Background: Major brain injury and uncontrolled blood loss remain the primary causes of early trauma-related mortality. One-quarter to one-third of trauma patients exhibit trauma-induced coagulopathy (TIC). Thromboelastometry (ROTEM) and thrombelastography (TEG) are valuable alternatives to standard coagulation testing, providing a more comprehensive overview of the coagulation process. Purpose: Evaluating thromboelastographic profile, the incidence of fibrinolysis (defined as Ly30 > 3%) in severe trauma patients, and factors influencing pathological coagulation pattern. Methods: Prospective observational 2 years cohort study on severe trauma patients assisted by Helicopter Emergency Medical System (HEMS) and Level 1 Trauma Center, in a tertiary referral University Hospital. Results: Eighty three patients were enrolled, mean NISS (new injury severity score) 36 (± 13). Mean R value decreased from 7.25 (± 2.6) to 6.19 (± 2.5) min (p < 0.03); 48 (60%) patients had a reduction in R from T0 to T1. In NISS 25–40 and NISS > 40 groups, changes in R value increased their significance (p = 0.04 and p < 0.03, respectively). Pathological TEG was found in 71 (88.8%) patients at T0 and 74 (92.5%) at T1. Hypercoagulation was present in 57 (71.3%) patients at T0, and in 66(82.5%) at T1. 9 (11.3%) patients had hyperfibrinolysis at T0, 7 (8.8%) patients at T1. Prevalence of StO2 < 75% at T0 was greater in patients whose TEG worsened (7 patients, 46.7%) against whose TEG remained stable or improved (8 patients, 17.4%) from T0 to T1 (p = 0.02). 48 (57.8%) patients received < 1000 mL of fluids, while 35 (42.2%) received ≥ 1000 mL. The first group had fewer patients with hypercoagulation (20, 41.6%) than the second (6, 17.6%) at T1 (p < 0.03). No differences were found for same TEG pattern at T0, nor other TEG pattern.

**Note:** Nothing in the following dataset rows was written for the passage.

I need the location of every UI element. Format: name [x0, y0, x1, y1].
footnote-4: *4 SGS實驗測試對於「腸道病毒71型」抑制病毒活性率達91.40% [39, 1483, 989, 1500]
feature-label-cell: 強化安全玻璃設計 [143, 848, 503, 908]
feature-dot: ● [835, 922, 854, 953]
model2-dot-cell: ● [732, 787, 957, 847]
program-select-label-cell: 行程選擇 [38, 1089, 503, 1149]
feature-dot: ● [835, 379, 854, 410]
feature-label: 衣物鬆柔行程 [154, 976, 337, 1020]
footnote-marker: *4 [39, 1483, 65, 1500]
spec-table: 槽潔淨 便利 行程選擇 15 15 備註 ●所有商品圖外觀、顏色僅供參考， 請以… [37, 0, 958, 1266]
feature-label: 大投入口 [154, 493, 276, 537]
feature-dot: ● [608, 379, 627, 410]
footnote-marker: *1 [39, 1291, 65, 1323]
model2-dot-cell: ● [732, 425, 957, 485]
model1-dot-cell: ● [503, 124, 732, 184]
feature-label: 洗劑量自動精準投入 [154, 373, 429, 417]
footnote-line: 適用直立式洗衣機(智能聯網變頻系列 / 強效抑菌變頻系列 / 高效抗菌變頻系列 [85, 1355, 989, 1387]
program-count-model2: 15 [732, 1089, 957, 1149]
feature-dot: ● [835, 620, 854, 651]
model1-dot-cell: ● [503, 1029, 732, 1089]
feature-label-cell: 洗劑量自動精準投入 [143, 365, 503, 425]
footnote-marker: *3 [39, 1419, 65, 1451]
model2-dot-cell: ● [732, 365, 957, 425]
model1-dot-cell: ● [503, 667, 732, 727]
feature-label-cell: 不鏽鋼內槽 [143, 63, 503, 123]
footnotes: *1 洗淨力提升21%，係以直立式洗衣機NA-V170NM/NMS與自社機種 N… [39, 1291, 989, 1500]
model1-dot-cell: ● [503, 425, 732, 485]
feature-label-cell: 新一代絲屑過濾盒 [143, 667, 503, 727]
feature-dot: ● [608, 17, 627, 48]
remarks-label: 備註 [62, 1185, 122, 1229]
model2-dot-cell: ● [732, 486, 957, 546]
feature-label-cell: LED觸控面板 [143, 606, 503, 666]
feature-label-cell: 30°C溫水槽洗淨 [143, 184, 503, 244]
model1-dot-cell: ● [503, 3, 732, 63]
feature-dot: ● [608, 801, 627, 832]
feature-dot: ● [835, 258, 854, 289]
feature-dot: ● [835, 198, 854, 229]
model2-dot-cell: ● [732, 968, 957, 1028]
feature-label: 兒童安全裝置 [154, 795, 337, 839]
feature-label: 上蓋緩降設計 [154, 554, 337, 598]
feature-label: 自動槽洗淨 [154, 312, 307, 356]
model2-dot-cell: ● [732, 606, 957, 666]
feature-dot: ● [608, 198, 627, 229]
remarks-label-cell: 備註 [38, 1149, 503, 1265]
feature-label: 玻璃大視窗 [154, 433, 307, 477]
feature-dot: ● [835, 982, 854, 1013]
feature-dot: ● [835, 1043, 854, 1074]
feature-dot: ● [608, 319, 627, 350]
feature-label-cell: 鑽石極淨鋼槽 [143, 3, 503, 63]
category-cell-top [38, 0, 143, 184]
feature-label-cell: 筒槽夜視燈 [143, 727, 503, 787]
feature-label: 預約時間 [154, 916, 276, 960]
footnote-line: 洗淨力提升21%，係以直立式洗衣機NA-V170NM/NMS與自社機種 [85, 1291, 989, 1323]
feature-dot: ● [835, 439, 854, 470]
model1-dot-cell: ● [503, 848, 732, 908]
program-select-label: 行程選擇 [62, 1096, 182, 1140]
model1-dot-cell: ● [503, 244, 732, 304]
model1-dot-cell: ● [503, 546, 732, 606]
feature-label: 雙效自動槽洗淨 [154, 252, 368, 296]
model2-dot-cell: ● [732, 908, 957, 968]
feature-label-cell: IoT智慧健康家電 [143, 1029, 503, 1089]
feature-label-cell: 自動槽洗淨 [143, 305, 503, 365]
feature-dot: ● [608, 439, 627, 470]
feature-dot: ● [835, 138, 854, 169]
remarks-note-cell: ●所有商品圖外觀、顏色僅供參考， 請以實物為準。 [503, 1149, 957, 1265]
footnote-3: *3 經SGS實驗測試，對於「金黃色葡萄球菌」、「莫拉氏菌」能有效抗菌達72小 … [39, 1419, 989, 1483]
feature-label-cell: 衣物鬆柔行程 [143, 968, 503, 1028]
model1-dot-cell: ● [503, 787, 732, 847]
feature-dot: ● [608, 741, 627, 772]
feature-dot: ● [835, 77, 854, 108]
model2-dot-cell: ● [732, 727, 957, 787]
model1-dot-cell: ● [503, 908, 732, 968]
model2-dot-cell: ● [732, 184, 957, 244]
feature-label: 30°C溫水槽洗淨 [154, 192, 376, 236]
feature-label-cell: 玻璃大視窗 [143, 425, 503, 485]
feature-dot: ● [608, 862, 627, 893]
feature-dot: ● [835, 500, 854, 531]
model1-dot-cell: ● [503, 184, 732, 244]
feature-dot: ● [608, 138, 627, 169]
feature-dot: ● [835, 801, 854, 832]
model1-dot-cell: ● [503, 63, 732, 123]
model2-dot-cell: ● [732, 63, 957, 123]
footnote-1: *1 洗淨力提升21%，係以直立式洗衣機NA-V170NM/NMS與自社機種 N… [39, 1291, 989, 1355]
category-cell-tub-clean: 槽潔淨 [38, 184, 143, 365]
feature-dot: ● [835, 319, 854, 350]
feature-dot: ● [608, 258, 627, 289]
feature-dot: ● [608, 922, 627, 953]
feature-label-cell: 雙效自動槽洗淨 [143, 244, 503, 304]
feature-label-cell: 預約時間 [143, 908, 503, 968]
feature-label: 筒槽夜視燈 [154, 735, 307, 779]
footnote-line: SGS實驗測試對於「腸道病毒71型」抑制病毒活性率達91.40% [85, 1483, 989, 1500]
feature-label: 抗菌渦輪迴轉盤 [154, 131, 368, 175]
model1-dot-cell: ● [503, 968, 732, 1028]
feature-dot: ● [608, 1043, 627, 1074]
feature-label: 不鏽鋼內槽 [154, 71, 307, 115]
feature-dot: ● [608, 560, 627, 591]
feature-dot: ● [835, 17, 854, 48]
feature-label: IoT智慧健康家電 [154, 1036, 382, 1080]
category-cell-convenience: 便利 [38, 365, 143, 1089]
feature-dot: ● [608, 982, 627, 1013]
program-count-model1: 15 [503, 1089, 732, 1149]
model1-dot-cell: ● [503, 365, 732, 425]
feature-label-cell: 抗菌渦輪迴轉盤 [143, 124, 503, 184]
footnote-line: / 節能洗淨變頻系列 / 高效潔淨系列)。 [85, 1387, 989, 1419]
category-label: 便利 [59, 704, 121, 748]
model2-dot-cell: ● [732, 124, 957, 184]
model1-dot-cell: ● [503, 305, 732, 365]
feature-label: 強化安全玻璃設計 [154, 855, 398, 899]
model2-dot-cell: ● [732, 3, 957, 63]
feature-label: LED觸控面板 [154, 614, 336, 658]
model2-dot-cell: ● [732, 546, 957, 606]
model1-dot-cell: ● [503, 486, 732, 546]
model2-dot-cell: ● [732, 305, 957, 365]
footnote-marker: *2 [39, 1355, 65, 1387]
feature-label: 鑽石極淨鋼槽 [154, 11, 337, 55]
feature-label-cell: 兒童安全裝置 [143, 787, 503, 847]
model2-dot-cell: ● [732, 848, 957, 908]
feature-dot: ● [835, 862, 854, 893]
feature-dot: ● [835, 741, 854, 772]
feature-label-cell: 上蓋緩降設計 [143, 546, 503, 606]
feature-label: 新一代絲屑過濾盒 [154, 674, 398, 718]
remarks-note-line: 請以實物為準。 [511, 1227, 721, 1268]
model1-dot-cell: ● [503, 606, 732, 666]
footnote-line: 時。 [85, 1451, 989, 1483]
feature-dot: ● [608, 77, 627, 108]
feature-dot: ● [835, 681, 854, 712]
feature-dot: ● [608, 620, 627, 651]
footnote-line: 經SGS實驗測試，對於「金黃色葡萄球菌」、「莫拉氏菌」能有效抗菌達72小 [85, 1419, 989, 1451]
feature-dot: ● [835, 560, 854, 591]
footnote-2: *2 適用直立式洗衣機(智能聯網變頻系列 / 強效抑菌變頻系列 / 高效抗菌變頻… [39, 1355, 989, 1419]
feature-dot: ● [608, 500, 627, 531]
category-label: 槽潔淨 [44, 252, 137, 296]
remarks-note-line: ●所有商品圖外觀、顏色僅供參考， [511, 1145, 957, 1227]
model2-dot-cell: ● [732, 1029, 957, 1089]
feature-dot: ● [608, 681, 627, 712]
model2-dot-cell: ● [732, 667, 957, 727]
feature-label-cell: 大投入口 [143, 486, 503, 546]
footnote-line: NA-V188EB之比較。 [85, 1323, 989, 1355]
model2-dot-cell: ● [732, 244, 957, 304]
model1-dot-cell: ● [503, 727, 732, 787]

Conclusion: Our population is representative of a non-hemorrhagic severe injury subgroup. Almost all of our trauma population had coagulation abnormalities immediately after the trauma; pro-coagulant changes were the most represented regardless of the severity of injury. NISS appears to affect only R parameter on TEG. Hyperfibrinolysis has been found in a low percentage of patients. Hypoperfusion parameters do not help to identify patients with ongoing coagulation impairment. Small volume resuscitation and mild hypotermia does not affect coagulation, at least in the early post-traumatic phase.